Source: Hands On with iPhoto for iPad

Effects and Brushes
Both the Effects and Brushes tools open up a nifty-looking selection control that corresponds to their function. Brushes sprouts up realistic-looking paint brush images, while Effects, which we'll discuss first, brings up a fan-like set of color swatch sticks. You really have to check out the slideshow to see how slick these tools look.
Effects are in six groups: Warm & Cool, Duotone, Black & White, Vintage, and Artistic. Let's look at the last first, since it sounds interesting. Each effect can be adjusted with some kind of touch gesture. For example, the vignette effect lets you use two fingers to control the center point and extent of the darkening effect, while gradient effects let me swipe one finger up or down to position it. Unfortunately, there's only dark-edge vignetting; fading to white at the edges would be nice to have, too.

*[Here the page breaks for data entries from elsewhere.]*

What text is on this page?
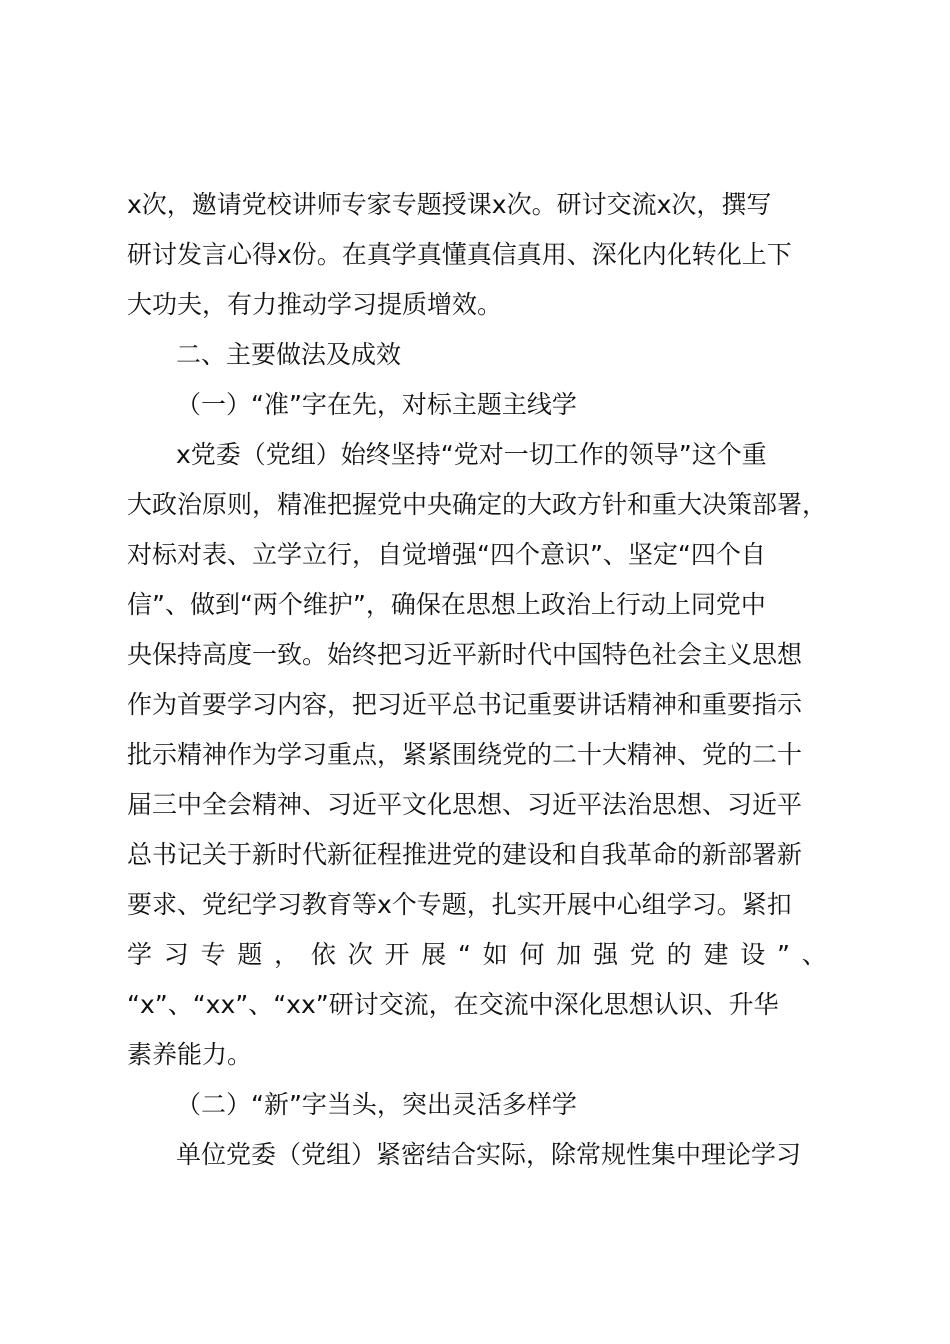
x次，邀请党校讲师专家专题授课x次。研讨交流x次，撰写
研讨发言心得x份。在真学真懂真信真用、深化内化转化上下
大功夫，有力推动学习提质增效。
二、主要做法及成效
（一）“准”字在先，对标主题主线学
x党委（党组）始终坚持“党对一切工作的领导”这个重
大政治原则，精准把握党中央确定的大政方针和重大决策部署，
对标对表、立学立行，自觉增强“四个意识”、坚定“四个自
信”、做到“两个维护”，确保在思想上政治上行动上同党中
央保持高度一致。始终把习近平新时代中国特色社会主义思想
作为首要学习内容，把习近平总书记重要讲话精神和重要指示
批示精神作为学习重点，紧紧围绕党的二十大精神、党的二十
届三中全会精神、习近平文化思想、习近平法治思想、习近平
总书记关于新时代新征程推进党的建设和自我革命的新部署新
要求、党纪学习教育等x个专题，扎实开展中心组学习。紧扣
学 习 专 题 ， 依 次 开 展 “ 如 何 加 强 党 的 建 设 ” 、
“x”、“xx”、“xx”研讨交流，在交流中深化思想认识、升华
素养能力。
（二）“新”字当头，突出灵活多样学
单位党委（党组）紧密结合实际，除常规性集中理论学习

The oil paint and water color effects were just on or off, but they did a pretty impressive job nevertheless. I was a little disappointed that the tilt shift only worked exactly horizontally – with Snapseed I could rotate it to choose an in-focus area on an angle. Aura was a cool effect, making a picture look nearly black and white except for the strongest colors. The Vintage options were effective but limited compared to what you get in Snapseed.
Apple's iPhoto for iPad offers local edit brushes for repairing blemishes, red eye, saturation, desaturation, lightening, darkening, sharpening, and softening. These are incredibly simple to use and the blemish and soften tools in particular produced excellent effects, but I had trouble getting the red-eye removal to work. By comparison, iPhoto on the Mac removed red eye automatically in the same test photo.
Journals and Sharing
Unlike the basic iOS Photos app, you can share to Facebook from iPhoto, as well as through Twitter, email, and Flickr. But a couple of new options are also on the table: You can directly "beam" a photo to another iOS device in the vicinity. And you can also build an appealing "Journal." Six designs get you started with these attractive photo collections, with varying light and dark backgrounds and borders.
But not only can you create these mosaics with photos, but you can add text, notes, a calendar, maps and even a weather tile with date and location taken automatically from the photo. You can edit where and how big the photos appear with click-and-dragging and pinch gestures. Journals are a lot of fun to build and enhance, and when you're done, you can share it over a Web-based iCloud page. My test Journal wasn't visible, though I could view it in Safari on the iPad, where it looked expectedly elegant.
Desktop-esque Photo Editing
No one is going to confuse iPhoto for iPad with Adobe Photoshop. It's for consumers who just want to organize, correct, and enhance their photos and then share them in a variety of ways. And I was mightily impressed with the responsiveness of the photo-editing app on an iPad 2 – I never had to wait for an effect to take place or the image to be updated. IPhoto is certainly the most stylish, easy to use, and impressive iPad photo app around – no surprise given the source. And while it's a friendlier and more well-rounded choice, it still has a way to go in the sheer number of effects and adjustments it offers compared with our Editors' Choice, Snapseed.